Re: [patch 04/12] clockevent unbind: use smp_call_func_single_fail

From: Thomas Gleixner
Date: Sun Feb 11 2024 - 03:52:57 EST


On Wed, Feb 07 2024 at 09:51, Marcelo Tosatti wrote:
> On Wed, Feb 07, 2024 at 12:55:59PM +0100, Thomas Gleixner wrote:
>
> OK, so the problem is the following: due to software complexity, one is
> often not aware of all operations that might take place.

The problem is that people throw random crap on their systems and avoid
proper system engineering and then complain that their realtime
constraints are violated. So you are proliferating bad engineering
practices and encourage people not to care.

> Now think of all possible paths, from userspace, that lead to kernel
> code that ends up in smp_call_function_* variants (or other functions
> that cause IPIs to isolated CPUs).

So you need to analyze every possible code path and interface and add
your magic functions there after figuring out whether that's valid or
not.

> The alternative, from blocking this in the kernel, would be to validate all
> userspace software involved in your application, to ensure it won't end
> up in the kernel sending IPIs. Which is impractical, isnt it ?

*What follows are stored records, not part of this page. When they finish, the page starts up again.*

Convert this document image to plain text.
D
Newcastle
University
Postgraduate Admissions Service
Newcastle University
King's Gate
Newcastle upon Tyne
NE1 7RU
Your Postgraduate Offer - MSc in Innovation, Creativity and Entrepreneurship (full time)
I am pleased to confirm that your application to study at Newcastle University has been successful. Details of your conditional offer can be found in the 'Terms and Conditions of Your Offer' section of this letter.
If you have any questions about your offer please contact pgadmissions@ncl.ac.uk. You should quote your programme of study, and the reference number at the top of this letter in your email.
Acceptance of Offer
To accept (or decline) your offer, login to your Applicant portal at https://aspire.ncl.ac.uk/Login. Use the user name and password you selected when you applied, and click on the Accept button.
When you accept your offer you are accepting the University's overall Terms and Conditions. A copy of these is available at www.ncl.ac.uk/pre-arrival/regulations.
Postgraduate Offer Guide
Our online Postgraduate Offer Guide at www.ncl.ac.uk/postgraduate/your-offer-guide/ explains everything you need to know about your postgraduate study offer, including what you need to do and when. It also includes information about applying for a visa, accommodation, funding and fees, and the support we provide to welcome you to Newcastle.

It's absolutely not impractical. It's part of proper system
engineering. The wet dream that you can run random docker containers and
everything works magically is just a wet dream.

> (or rather, with such option in the kernel, it would be possible to run
> applications which have not been validated, since the kernel would fail
> the operation that results in IPI to isolated CPU).

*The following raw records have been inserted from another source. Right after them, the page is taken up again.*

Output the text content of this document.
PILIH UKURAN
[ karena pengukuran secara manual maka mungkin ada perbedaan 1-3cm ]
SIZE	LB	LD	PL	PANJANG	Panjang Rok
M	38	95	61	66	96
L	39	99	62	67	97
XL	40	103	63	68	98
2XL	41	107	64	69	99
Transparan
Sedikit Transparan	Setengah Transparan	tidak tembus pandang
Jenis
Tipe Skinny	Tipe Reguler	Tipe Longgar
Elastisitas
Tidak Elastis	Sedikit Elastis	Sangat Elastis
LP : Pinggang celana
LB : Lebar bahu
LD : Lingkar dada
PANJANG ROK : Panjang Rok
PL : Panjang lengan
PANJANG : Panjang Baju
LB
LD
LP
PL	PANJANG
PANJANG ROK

That's a fallacy because you _cannot_ define with a single CPU mask
which interface is valid in a particular configuration to end up with an
IPI and which one is not. There are legitimate reasons in realtime or
latency constraint systems to invoke selective functionality which
interferes with the overall system constraints.

How do you cover that with your magic CPU mask? You can't.

Aside of that there is a decent chance that you are subtly breaking user
space that way. Just look at that hwmon/coretemp commit you pointed to:

"Temperature information from the housekeeping cores should be
sufficient to infer die temperature."

That's just wishful thinking for various reasons:

- The die temperature on larger packages is not evenly distributed and
you can run into situations where the housekeeping cores are sitting
"far" enough away from the worker core which creates the heat spot

- Some monitoring applications just stop to work when they can't read
the full data set, which means that they break subtly and you can
infer exactly nothing.

> So the idea would be an additional "isolation mode", which when enabled,
> would disallow the IPIs. Its still possible for root user to disable
> this mode, and retry the operation.
>
> So lets say i want to read MSRs on a given CPU, as root.
>
> You'd have to:
>
> 1) readmsr on given CPU (returns -EPERM or whatever), since the
> "block interference" mode is enabled for that CPU.
>
> 2) Disable that CPU in the block interference cpumask.
>
> 3) readmsr on the given CPU (success).
>
> 4) Re-enable CPU in block interference cpumask, if desired.

That's just wrong. Why?

Once you enable it just to read the MSR you enable the operation for
_ALL_ other non-validated crap too. So while the single MSR read might
be OK under certain circumstances the fact that you open up a window for
all other interfaces to do far more interfering operations is a red
flag.

This whole thing is a really badly defined policy mechanism of very
dubious value.

Thanks,

tglx